For his work on semiconductors and discovery of the transistor effect, Brattain shared the 1956 Nobel Prize in physics with Shockley and Bardeen (qtd. in Brittain). The invention of the transistor ushered in the second generation of computers. Computers using transistors were more powerful, more reliable, and less expensive than those using vacuum tubes (Long and Long 38C). In 1959 the Honeywell 400 transistor driven computer established the company Honeywell as a competitive force in the transistor generation (Long and Long 38C).
In addition, the company Digital Equipment Corporation introduced the first minicomputer, the PDP-8 in 1963 (Long and Long 38C). Minicomputers represented a cheaper alternative to mainframes. Many businesses could afford minicomputers. The PDP-8 was, therefore, a step towards the modern popularity of computers. The late 1960s saw the introduction of the integrated circuit and the third generation of computers. Integrated circuits were tiny transistors and other electrical components arranged on a single silicon chip (Computers). They replaced individual transistors in computers (Computers).
IBM introduced the first integrated circuit based computer in 1964, the IBM System 360 (Long and Long 38C). The System 360 was introduced as a computer with upward compatibility (Long and Long 38C). Thus, when a company out grew one model it could move up to the next without having to convert data (Long and Long 38C). Computers based around integrated circuits made previous systems obsolete (Long and Long 38C). In the 1970s refinements of integrated circuits led to the development of modern microprocessors (Computer). Microprocessors are integrated circuits that contain thousands of transistors (Computers).
Modern microprocessors can contain as many as 10 million transistors (Computers). It was development of the modern microprocessor that ushered in the fourth generation of computers. The first fourth generation computer was marketed by Instrumentation Telemetry Systems (Computer). The Altair 8800 was introduced in 1975 (Computer). It used an 8-bit Intel 8080 microprocessor, had 256 bytes of RAM, received input through switches on the front panel, and displayed output on rows of light-emitting diodes (LEDs) (qtd. in Computer). The Altair was the first PC (Personal Computer).

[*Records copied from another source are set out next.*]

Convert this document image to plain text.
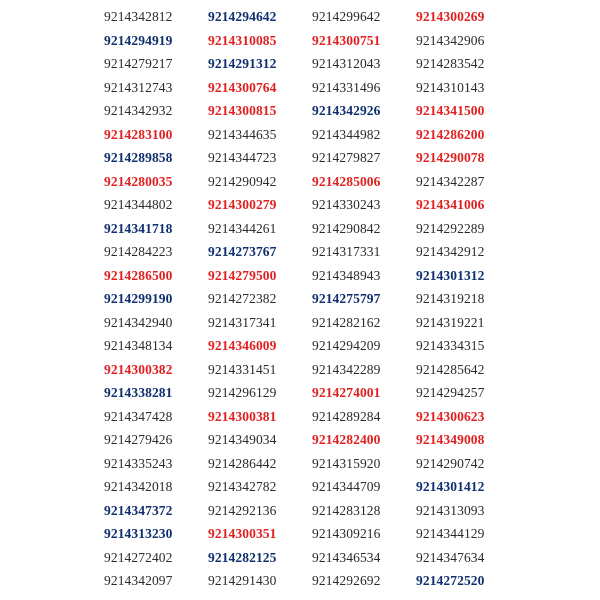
9214342812	9214294642	9214299642	9214300269
9214294919	9214310085	9214300751	9214342906
9214279217	9214291312	9214312043	9214283542
9214312743	9214300764	9214331496	9214310143
9214342932	9214300815	9214342926	9214341500
9214283100	9214344635	9214344982	9214286200
9214289858	9214344723	9214279827	9214290078
9214280035	9214290942	9214285006	9214342287
9214344802	9214300279	9214330243	9214341006
9214341718	9214344261	9214290842	9214292289
9214284223	9214273767	9214317331	9214342912
9214286500	9214279500	9214348943	9214301312
9214299190	9214272382	9214275797	9214319218
9214342940	9214317341	9214282162	9214319221
9214348134	9214346009	9214294209	9214334315
9214300382	9214331451	9214342289	9214285642
9214338281	9214296129	9214274001	9214294257
9214347428	9214300381	9214289284	9214300623
9214279426	9214349034	9214282400	9214349008
9214335243	9214286442	9214315920	9214290742
9214342018	9214342782	9214344709	9214301412
9214347372	9214292136	9214283128	9214313093
9214313230	9214300351	9214309216	9214344129
9214272402	9214282125	9214346534	9214347634
9214342097	9214291430	9214292692	9214272520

Over time more technological innovation lead to video displays, better storage devices, and CPUs with better computational abilities (Computer). The microprocessor generation has experienced a massive growth in the popularity of computers. This is partly the result of the introduction of Graphical User Interfaces (GUIs). Popularized especially by the Microsoft operating system Windows. GUIs are defined as user friendly interfaces used to interact with the computer system by pointing to processing options with an input device such as a mouse (Long and Long G7).
Initially, Xerox invented GUIs. It was Apple, however, that introduced the first graphical user interface in 1984 with the Macintosh desktop computer (Long and Long 40C). It is clear the development of the modern computer is an amalgamation of many centuries of amassed human knowledge. From the abacus, through the tabulating machines of the past, through the EAM Era and the four generations one breakthrough led to another. The sum of this amassed human knowledge has grown into what we know as the modern computer.